Les Feuilles mortes

Le temps d’aimer et le temps de vivre

C’est un film que l’on reçoit comme un cri du cœur doublé d’un sursaut d’espoir. L’œuvre d’un homme las, qui, alors qu’il menaçait d’abdiquer et d’arrêter de faire du cinéma, a pourtant écrit une histoire d’amour aux faux airs de miracle.

La sortie de tout film d’Aki Kaurismäki est une fête. Au dernier Festival de Cannes, où il était présenté en compétition, la projection dans la salle Lumière des Feuilles mortes, en présence du cinéaste, fut un moment de liesse, tant et si bien qu’à son issue, les larmes nous sont montées aux yeux lorsque le public a envahi l’espace de ses hourras à l’endroit du cinéaste finlandais, visiblement touché par autant d’affection choralement exprimée.

Pourquoi tant d’amour, alors ? Peut-être parce que le réalisateur de La Fille aux allumettes ou Au loin s’en vont les nuages sait rester sentimental et pudique, humble, simple et juste à la fois. La litote chez Kaurismäki est de mise, on le sait, et cela fait la force de son œuvre, traversée de désenchantement et d’humour délectable mêlés. Il y a dans ses cadres savamment composés, ses axes de caméra frontaux, ses à-plats de couleurs éclairés d’un léger halo de lumière reconnaissable entre mille, le jeu stoïque de ses interprètes (ici Janne Hyytiäinen et Jussi Vatanen, tous deux impeccables), une précision d’orfèvre. Comme si chacune de ses collaboratrices et chacun de ses collaborateurs savaient parfaitement ce qui se jouait ici : la fabrication d’une méticuleuse miniature susceptible de faire vaciller les cœurs les plus endurcis. Car comment résister à ces deux personnages sidérés par leur histoire d’amour naissante au point de manquer ternir le miracle de leur rencontre ? L’enjeu pourrait paraître restreint si ce n’est que la petite histoire et la grande (en l’occurrence le chaos russo-ukrainien, et la marche préoccupante du monde en général) n’étaient reliées par un judicieux jeu d’images et de sons tressés provenant de postes de télévision ou de radio.

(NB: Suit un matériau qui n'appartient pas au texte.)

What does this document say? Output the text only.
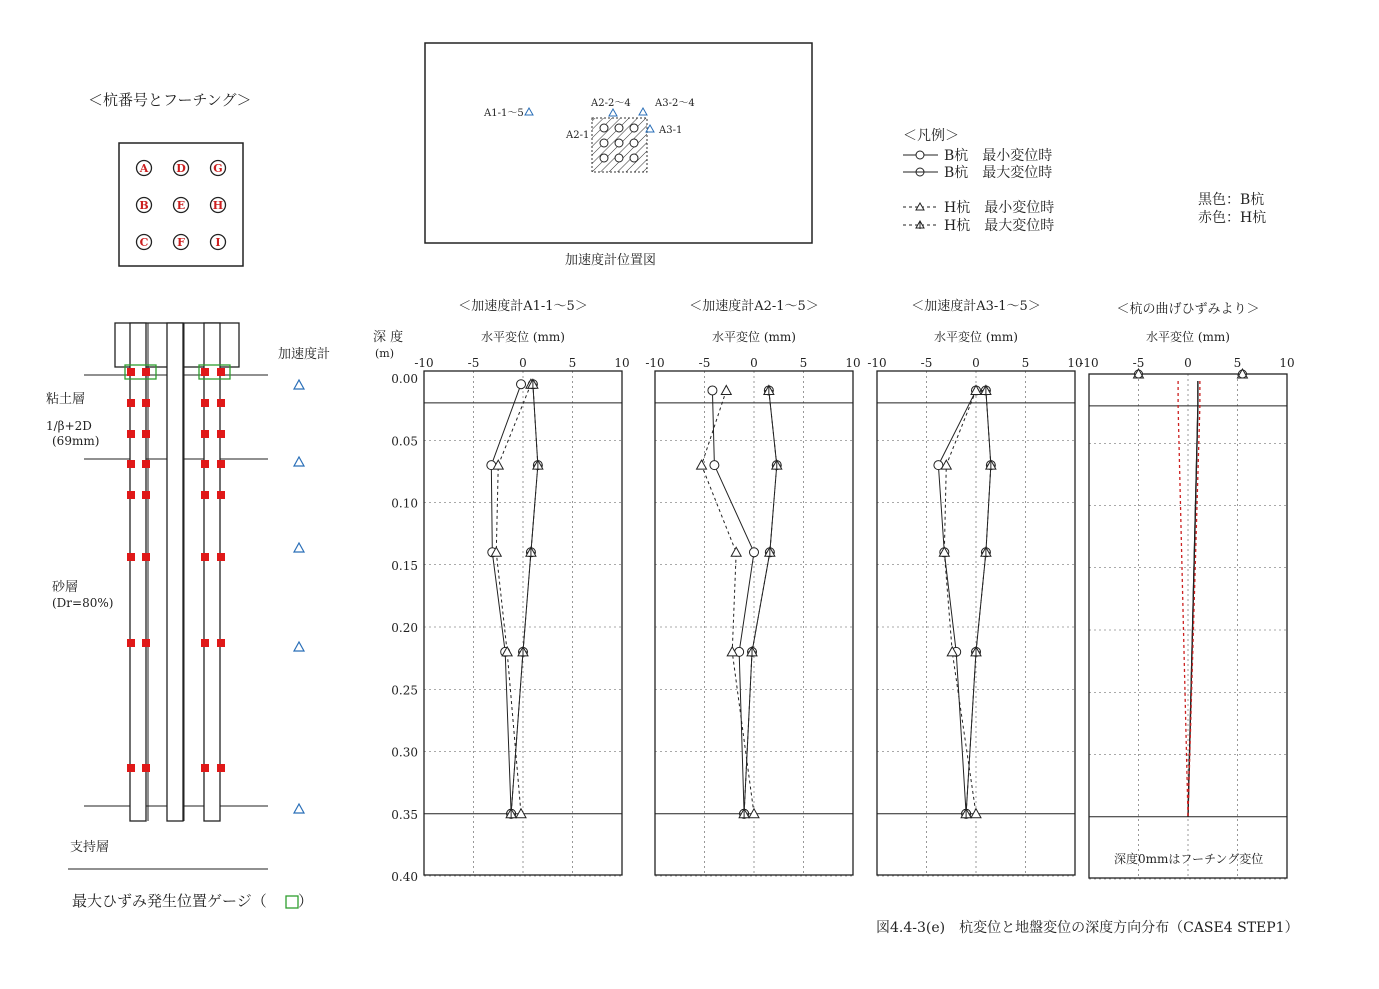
＜杭番号とフーチング＞
A	D	G
B	E	H
C	F	I
A1-1～5
A2-2～4 A3-2～4
A2-1	A3-1
加速度計位置図
＜凡例＞
B杭　最小変位時
B杭　最大変位時
H杭　最小変位時
H杭　最大変位時
黒色：B杭
赤色：H杭
加速度計
粘土層
1/β+2D
(69mm)
砂層
(Dr=80%)
支持層
最大ひずみ発生位置ゲージ（ ）
深 度
(m)
0.00
0.05
0.10
0.15
0.20
0.25
0.30
0.35
0.40
＜加速度計A1-1～5＞
水平変位 (mm)
-10	-5	0	5	10
＜加速度計A2-1～5＞
水平変位 (mm)
-10	-5	0	5	10
＜加速度計A3-1～5＞
水平変位 (mm)
-10	-5	0	5	10
＜杭の曲げひずみより＞
水平変位 (mm)
-10	-5	0	5	10
深度0mmはフーチング変位
図4.4-3(e)　杭変位と地盤変位の深度方向分布（CASE4 STEP1）
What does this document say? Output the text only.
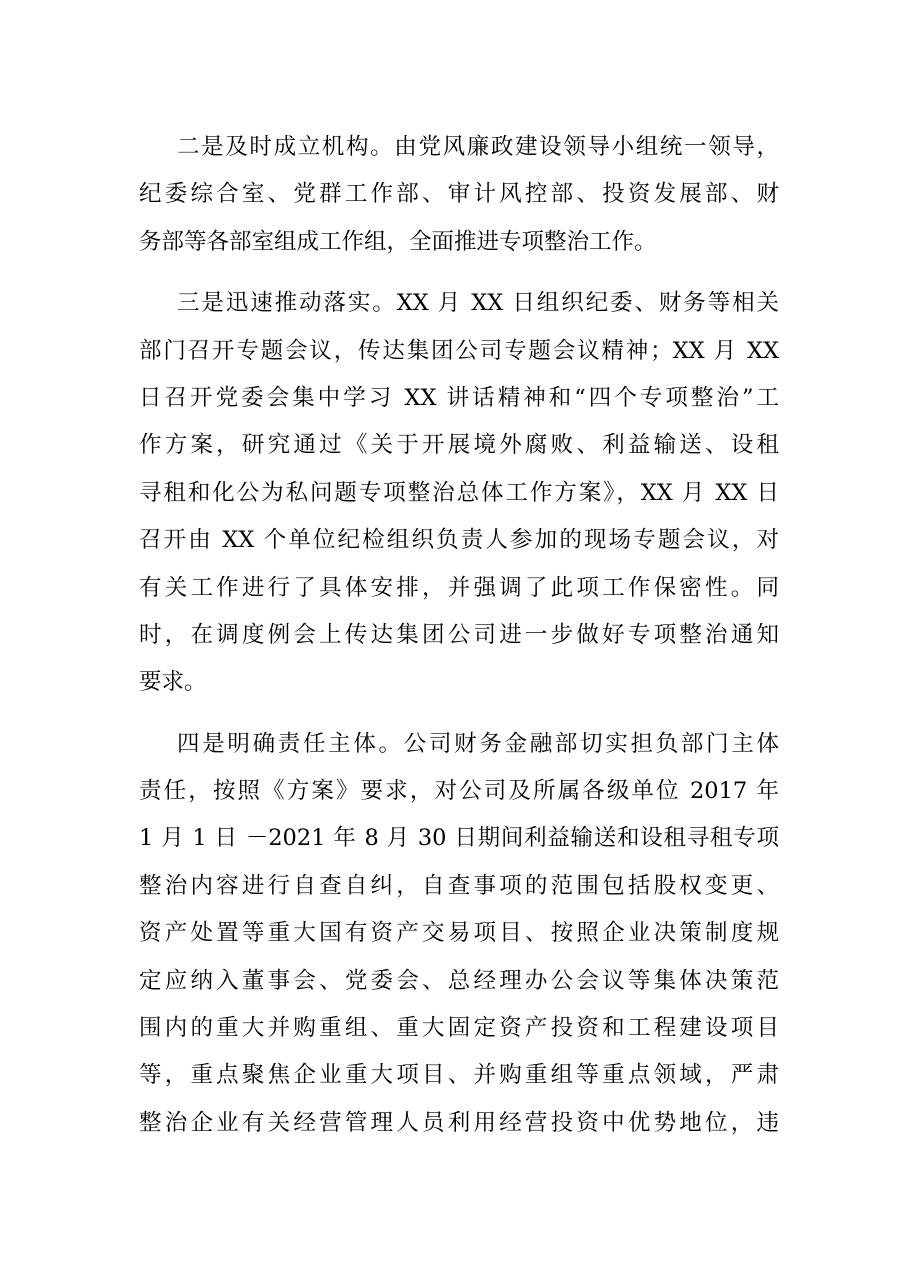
二是及时成立机构。由党风廉政建设领导小组统一领导，
纪委综合室、党群工作部、审计风控部、投资发展部、财
务部等各部室组成工作组，全面推进专项整治工作。
三是迅速推动落实。XX 月 XX 日组织纪委、财务等相关
部门召开专题会议，传达集团公司专题会议精神；XX 月 XX
日召开党委会集中学习 XX 讲话精神和“四个专项整治”工
作方案，研究通过《关于开展境外腐败、利益输送、设租
寻租和化公为私问题专项整治总体工作方案》，XX 月 XX 日
召开由 XX 个单位纪检组织负责人参加的现场专题会议，对
有关工作进行了具体安排，并强调了此项工作保密性。同
时，在调度例会上传达集团公司进一步做好专项整治通知
要求。
四是明确责任主体。公司财务金融部切实担负部门主体
责任，按照《方案》要求，对公司及所属各级单位 2017 年
1 月 1 日 －2021 年 8 月 30 日期间利益输送和设租寻租专项
整治内容进行自查自纠，自查事项的范围包括股权变更、
资产处置等重大国有资产交易项目、按照企业决策制度规
定应纳入董事会、党委会、总经理办公会议等集体决策范
围内的重大并购重组、重大固定资产投资和工程建设项目
等，重点聚焦企业重大项目、并购重组等重点领域，严肃
整治企业有关经营管理人员利用经营投资中优势地位，违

Il y a autre chose aussi : en s’astreignant à un montage d’une heure et vingt et une minutes, et à des séquences en plans fixes qui donnent l’illusion d’un temps dilaté, Aki Kaurismäki parvient à hisser son récit à une fréquence où le quotidien densifié et le sentiment d’éternité convolent en justes noces. Résultat : ce grand-petit film d’amour majuscule, où se raconte que la force des liens humains reste ce qu’il y a de plus précieux en ce bas monde, nous fait ressortir joyeux et légers, avec le sourire aux lèvres et l’envie d’être amoureux. Du cinéma, de la vie, et des gens en général.